His Honor then said in reference to the manner in which Mr. Gribble had given his evidence, that it pained him much to have to say it, but he had never in the whole of his experience met with a witness who prevaricated so much, who suppressed the truth, and who was so disingenuous in his answers as was the plaintiff himself. He would go so far as to say that had not the plaintiff been in the hands of very clever cross-examining counsel, the Court would have been completely misled by his answers. Continuing a most exhaustive review of the evidence given in the case, His Honor went at length into the statements made in “Dark Deeds” and in the Melbourne Daily Telegraph of July 6, and 9. In all cases where the plaintiff’s assertions were at variance with, or were contradicted by the evidence of the defence, he said he felt constrained by Mr. Gribble’s behaviour and mode of answering in the box, to discredit the latter, and accept the version of his opponents. In particular, His Honor adverted to the evidence in connection with the supposed attempt to murder Mr. Gribble by Mr. Beasley’s survey party, his gross prevarication in regard to the proceedings attendant on the “union” of Champion and Polly, and his misrepresentation of the account given him by Mrs. Rotton in relation to the hunting down of natives by Mr. Rotton for the purpose of forcing them into bondage. In all these instances His Honor gave it as his emphatic opinion that the plaintiff’s version was wholly unworthy of belief.

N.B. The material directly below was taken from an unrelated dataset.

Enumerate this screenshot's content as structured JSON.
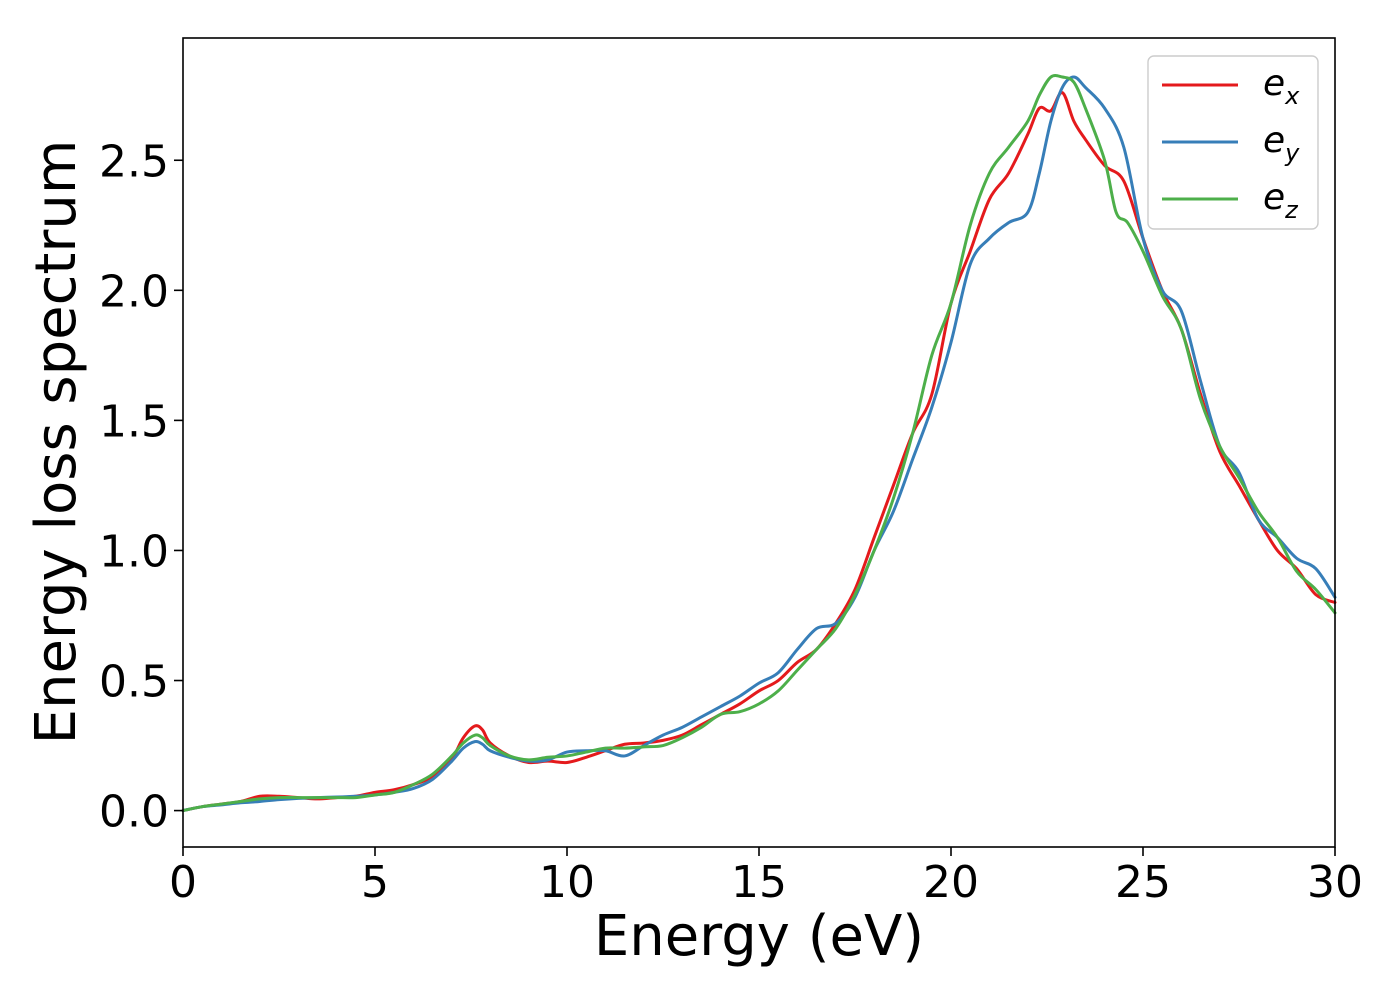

In concluding, His Honor said: I have gone through all the statements I thought it necessary to notice, and I have felt it my duty to do so because I have spoken very strongly of the conduct of the plaintiff in connection with these publications. It has caused me great pain to do so. I only wish that my conscience would have allowed me to take a more lenient view of the plaintiff’s conduct than I have done. I may be wrong in thus judging the plaintiff; I hope for his sake that I am; but I can say this: that I have earnestly tried to see whether there was anything in his favour that could bring me to give a decision different from that at which I have arrived. I therefore agree with the Chief Justice that the verdict in this case must be for the defendants, on the ground that they were fully justified in using the epithets complained of.

AB notes:

There is much to be gleaned from this 1887 piece. The Gribble affair had the effect of polarising the debate about the treatment of Aborigines, and that polarisation lasted would continue well into the new century.